Nous voici presque au mois de décembre et malheureusement la prédiction que je vous avais envoyé n'a pas bien l'air de réussir car il y en a encore pour longtemps. Heureusement que moi aussi j'en ai pour longtemps avant de retourner au feu.

Il n'y a rien de nouveau ici pour le moment.

Je vous embrasse tous.

Léon

Lyon, le 30 novembre 1914

Bien chers parents,

Aujourd’hui il va faire une très belle journée il ne fait pas froid du tout. On se dirait au mois de septembre aussi il fera bon dans la cour après-midi et on pourra essayer de marcher un petit moment sans trop se forcer.

Ce temps doit un peu arranger ces pauvres soldats qui sont sur le front mais ce n'est pas sans besoin.

Je vous embrasse tous.

Léon

Lyon, 5 décembre 1914

Vous m'aviez dit que mon frère partirait dans 8 ou 15 jours après la révision mais sans doute que ça a été retardé, et puis ils ont bien fait car il a bien le temps d'y aller. Vous m’écrirez donc aussitôt que vous le saurez.

Il n'y a rien de nouveau ici. Je suis toujours en bonne santé et ma jambe ne me fait pas bien souffrir ces jours ci.

Je vous embrasse tous.

Léon

Lyon, 7 décembre 1914

Bien chers parents.

Hier nous avons pris le tramway et nous avons été au pèlerinage à Notre Dame de Fourvière.

Ça se trouve tout à fait sur une colline mais il y a une belle église quand même, Jamais je n'avais vu tant de monde et rien que des hommes mais ce qu'il y avait aussi c'était beaucoup de soldats blessés.

Au moment où j'allais faire partir ma carte je reçois une carte de ma sœur qui me fait beaucoup de peine, car je vois que vous êtes beaucoup dans l'inquiétude à cause de mon frère. Je sais bien que c'est bien ennuyeux mais que voulez-Vous on est bien obligé de se résigner.

Ce n'est pas le mauvais sang que vous vous faites qui peut y arranger quelque chose. J'ai reçu deux cartes de lui mais il me dit seulement qu'il est arrivé à Riom et c'est tout. Donc ne vous faites pas tant de mauvais sang car il tâchera bien de se débrouiller.

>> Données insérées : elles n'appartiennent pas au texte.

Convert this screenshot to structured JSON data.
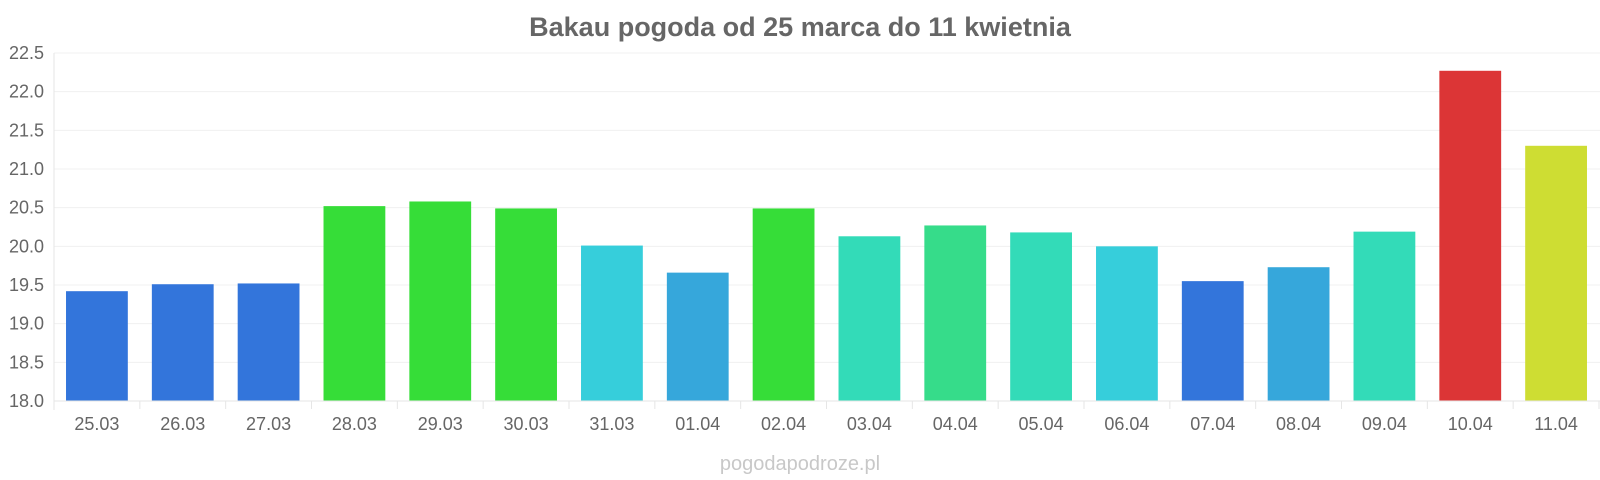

Adieu, je vous embrasse tous affectueusement.

Léon.

Lyon 10 décembre 1914

Bien chers parents,

Je viens de recevoir la lettre de mon frère qui m'annonce son départ et c'est vraiment bien ennuyeux de partir à cette saison. Si encore il pouvait se faire mettre dans l'auxiliaire, il s'en tirerait toujours mieux. Enfin, espérons qu'il s'en tire toujours le mieux possible. Je ne sais pas encore si je resterais bien longtemps ici. En tous les cas je fais mon possible pour y rester le plus possible.

Je vous embrasse tous.

Léon

Ces jours ci ma jambe va très bien et ne me fait guère mal.

Espérons que ça dure comme ça.

Riom, le 11 décembre 1914

Lettre de Jean Prévost à son frère

 

Bien Cher Léon,

Je ne couche pas encore à la caserne de ce soir. Je t'embrasse bien affectueusement.

Je t'écrirai bientôt quand je serai fixé sur ma situation.

J. Prévost

Au 105e d'inf. 29ème cie, Caserne d'Anterroche, Riom.

Riom, le 11 Xbre 1914

Lettre de Jean Prévost à ses parents

Ce n'est pas encore de la caserne que je vous écris. Je dois vous dire que je suis définitivement affecté à la 29e compagnie commandée par l'abbé DE PROVENCHERE. Je me trouve dans la même compagnie avec un autre prêtre de ma classe, un nommé COURTADON, neveu du curé de MONTEL DE GELAT.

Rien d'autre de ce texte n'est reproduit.